Heads Up: Shakespeare's History Plays

Once more unto the Beeb ... the Bard's back on the box

What are we talking about? Four new films, commissioned by the BBC, of William Shakespeare's history plays Richard II, Henry IV Parts I and II, and Henry V.

Elevator pitch Bard on the Beeb: it's a Best-of-British brush-up on the histories.

Prime movers Sam Mendes is exec producer, with Pippa Harris (Call the Midwife) and Gareth Neame (Downton Abbey). Directing Richard II is Headlong/RSC man Rupert Goold, who adapted the script with Ben Power (who adapted Emperor and Galilean for the National). The Henry IVs are adapted and directed by Richard Eyre, and Henry V sees Thea Sharrock (After the Dance) directing.

The stars Ben Whishaw is Richard II; the supporting cast only features Patrick Stewart, Rory Kinnear, David Suchet, David Morrissey, Clemence Poesy, Lindsay Duncan and James Purefoy... And the quality continues in the Henrys: Tom Hiddleston is Hal to Jeremy Irons's Henry IV, with Simon Russell Beale as – who else? – Falstaff, and Julie Walters as Mistress Quickly.
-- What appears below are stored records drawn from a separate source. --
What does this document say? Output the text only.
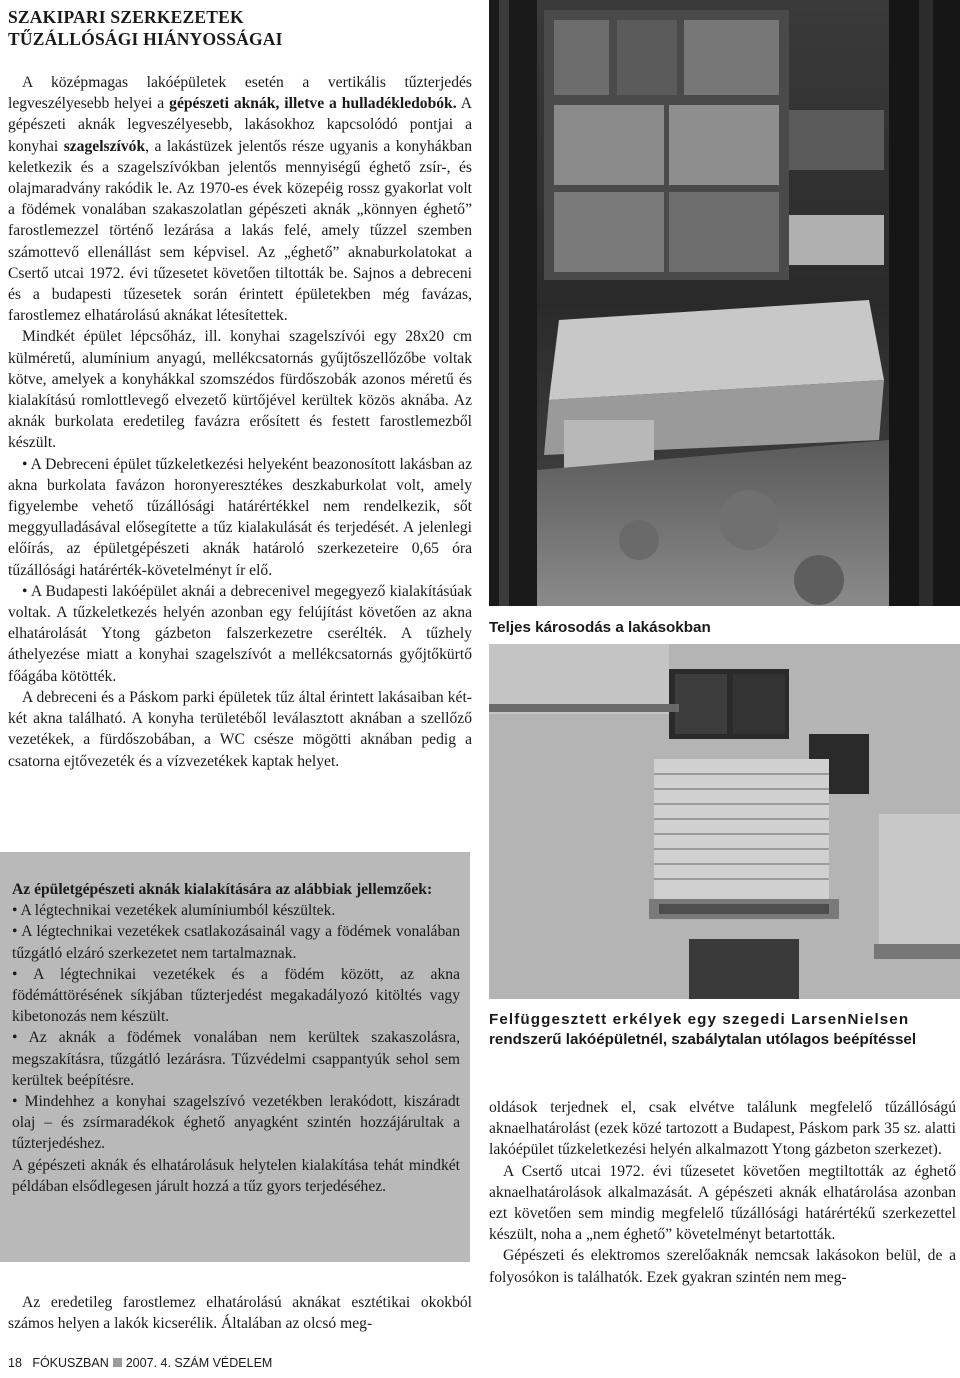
SZAKIPARI SZERKEZETEK
TŰZÁLLÓSÁGI HIÁNYOSSÁGAI

A középmagas lakóépületek esetén a vertikális tűzterjedés legveszélyesebb helyei a gépészeti aknák, illetve a hulladékledobók. A gépészeti aknák legveszélyesebb, lakásokhoz kapcsolódó pontjai a konyhai szagelszívók, a lakástüzek jelentős része ugyanis a konyhákban keletkezik és a szagelszívókban jelentős mennyiségű éghető zsír-, és olajmaradvány rakódik le. Az 1970-es évek közepéig rossz gyakorlat volt a födémek vonalában szakaszolatlan gépészeti aknák „könnyen éghető” farostlemezzel történő lezárása a lakás felé, amely tűzzel szemben számottevő ellenállást sem képvisel. Az „éghető” aknaburkolatokat a Csertő utcai 1972. évi tűzesetet követően tiltották be. Sajnos a debreceni és a budapesti tűzesetek során érintett épületekben még favázas, farostlemez elhatárolású aknákat létesítettek.

Mindkét épület lépcsőház, ill. konyhai szagelszívói egy 28x20 cm külméretű, alumínium anyagú, mellékcsatornás gyűjtőszellőzőbe voltak kötve, amelyek a konyhákkal szomszédos fürdőszobák azonos méretű és kialakítású romlottlevegő elvezető kürtőjével kerültek közös aknába. Az aknák burkolata eredetileg favázra erősített és festett farostlemezből készült.

• A Debreceni épület tűzkeletkezési helyeként beazonosított lakásban az akna burkolata favázon horonyeresztékes deszkaburkolat volt, amely figyelembe vehető tűzállósági határértékkel nem rendelkezik, sőt meggyulladásával elősegítette a tűz kialakulását és terjedését. A jelenlegi előírás, az épületgépészeti aknák határoló szerkezeteire 0,65 óra tűzállósági határérték-követelményt ír elő.

• A Budapesti lakóépület aknái a debrecenivel megegyező kialakításúak voltak. A tűzkeletkezés helyén azonban egy felújítást követően az akna elhatárolását Ytong gázbeton falszerkezetre cserélték. A tűzhely áthelyezése miatt a konyhai szagelszívót a mellékcsatornás győjtőkürtő főágába kötötték.

A debreceni és a Páskom parki épületek tűz által érintett lakásaiban két-két akna található. A konyha területéből leválasztott aknában a szellőző vezetékek, a fürdőszobában, a WC csésze mögötti aknában pedig a csatorna ejtővezeték és a vízvezetékek kaptak helyet.

Az épületgépészeti aknák kialakítására az alábbiak jellemzőek:

• A légtechnikai vezetékek alumíniumból készültek.

• A légtechnikai vezetékek csatlakozásainál vagy a födémek vonalában tűzgátló elzáró szerkezetet nem tartalmaznak.

• A légtechnikai vezetékek és a födém között, az akna födémáttörésének síkjában tűzterjedést megakadályozó kitöltés vagy kibetonozás nem készült.

• Az aknák a födémek vonalában nem kerültek szakaszolásra, megszakításra, tűzgátló lezárásra. Tűzvédelmi csappantyúk sehol sem kerültek beépítésre.

• Mindehhez a konyhai szagelszívó vezetékben lerakódott, kiszáradt olaj – és zsírmaradékok éghető anyagként szintén hozzájárultak a tűzterjedéshez.

A gépészeti aknák és elhatárolásuk helytelen kialakítása tehát mindkét példában elsődlegesen járult hozzá a tűz gyors terjedéséhez.

Az eredetileg farostlemez elhatárolású aknákat esztétikai okokból számos helyen a lakók kicserélik. Általában az olcsó meg-

Teljes károsodás a lakásokban
Felfüggesztett erkélyek egy szegedi LarsenNielsen
rendszerű lakóépületnél, szabálytalan utólagos beépítéssel

oldások terjednek el, csak elvétve találunk megfelelő tűzállóságú aknaelhatárolást (ezek közé tartozott a Budapest, Páskom park 35 sz. alatti lakóépület tűzkeletkezési helyén alkalmazott Ytong gázbeton szerkezet).

A Csertő utcai 1972. évi tűzesetet követően megtiltották az éghető aknaelhatárolások alkalmazását. A gépészeti aknák elhatárolása azonban ezt követően sem mindig megfelelő tűzállósági határértékű szerkezettel készült, noha a „nem éghető” követelményt betartották.

Gépészeti és elektromos szerelőaknák nemcsak lakásokon belül, de a folyosókon is találhatók. Ezek gyakran szintén nem meg-

18 FÓKUSZBAN 2007. 4. SZÁM VÉDELEM
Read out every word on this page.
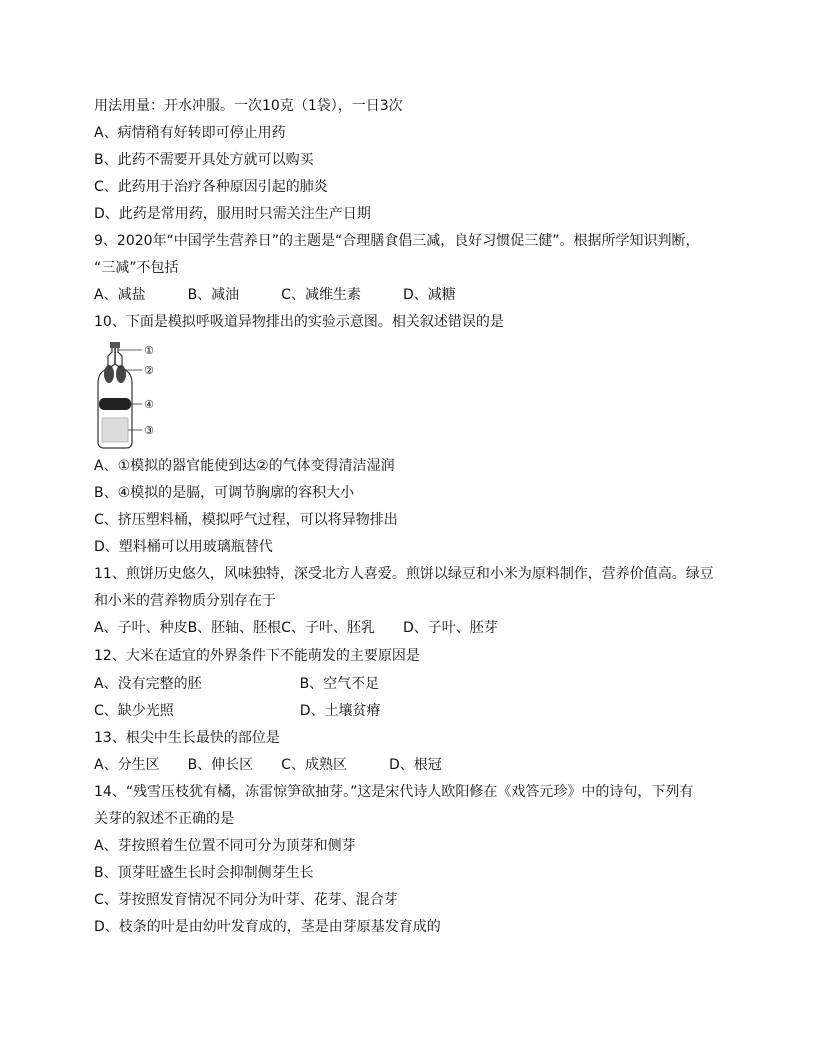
用法用量：开水冲服。一次10克（1袋），一日3次
A、病情稍有好转即可停止用药
B、此药不需要开具处方就可以购买
C、此药用于治疗各种原因引起的肺炎
D、此药是常用药，服用时只需关注生产日期
9、2020年“中国学生营养日”的主题是“合理膳食倡三减，良好习惯促三健”。根据所学知识判断，
“三减”不包括
A、减盐　　　B、减油　　　C、减维生素　　　D、减糖
10、下面是模拟呼吸道异物排出的实验示意图。相关叙述错误的是
①
②
④
③
A、①模拟的器官能使到达②的气体变得清洁湿润
B、④模拟的是膈，可调节胸廓的容积大小
C、挤压塑料桶，模拟呼气过程，可以将异物排出
D、塑料桶可以用玻璃瓶替代
11、煎饼历史悠久，风味独特，深受北方人喜爱。煎饼以绿豆和小米为原料制作，营养价值高。绿豆
和小米的营养物质分别存在于
A、子叶、种皮B、胚轴、胚根C、子叶、胚乳　　D、子叶、胚芽
12、大米在适宜的外界条件下不能萌发的主要原因是
A、没有完整的胚　　　　　　　B、空气不足
C、缺少光照　　　　　　　　　D、土壤贫瘠
13、根尖中生长最快的部位是
A、分生区　　B、伸长区　　C、成熟区　　　D、根冠
14、“残雪压枝犹有橘，冻雷惊笋欲抽芽。”这是宋代诗人欧阳修在《戏答元珍》中的诗句，下列有
关芽的叙述不正确的是
A、芽按照着生位置不同可分为顶芽和侧芽
B、顶芽旺盛生长时会抑制侧芽生长
C、芽按照发育情况不同分为叶芽、花芽、混合芽
D、枝条的叶是由幼叶发育成的，茎是由芽原基发育成的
And keep your eyes peeled for Michelle Dockery, Maxine Peake, Niamh Cusack, John Hurt, Iain Glen...

The early buzz The Telegraph seems most excited by the presence of Downton alumni: "Downton Abbey star Michelle Dockery is set to play another lady – this time as part of the BBC's Shakespeare season marking the 2012 London Olympics." The Daily Mail suggests the project is an attempt at highbrowing up the Beeb: "Four of Shakespeare's best-loved history plays are being adapted for BBC2 as part of a move by the broadcaster to answer criticisms it has been dumbing down its classic drama."

Insider knowledge Expect stockings and sceptres: they're set in the historically accurate period – despite Goold wanting to stage a Richard II based on Michael Jackson's life...

It's great that ... a slot on BBC2, not the outer regions of BBC4, should mean a decent audience tuning in for what could have been billed as niche.

It's a shame that ... while there's sackfuls of talent here, much is of a very theatrical bent – hopefully they won't just look like filmed plays, but will make the most of the TV format.

Hit potential Should be a palpable hit, with the potential to be a definitive filmed version of the histories – but then, hours of blank verse may still not appeal to a mass audience.

The details Shakespeare's History Plays will air from the end of June.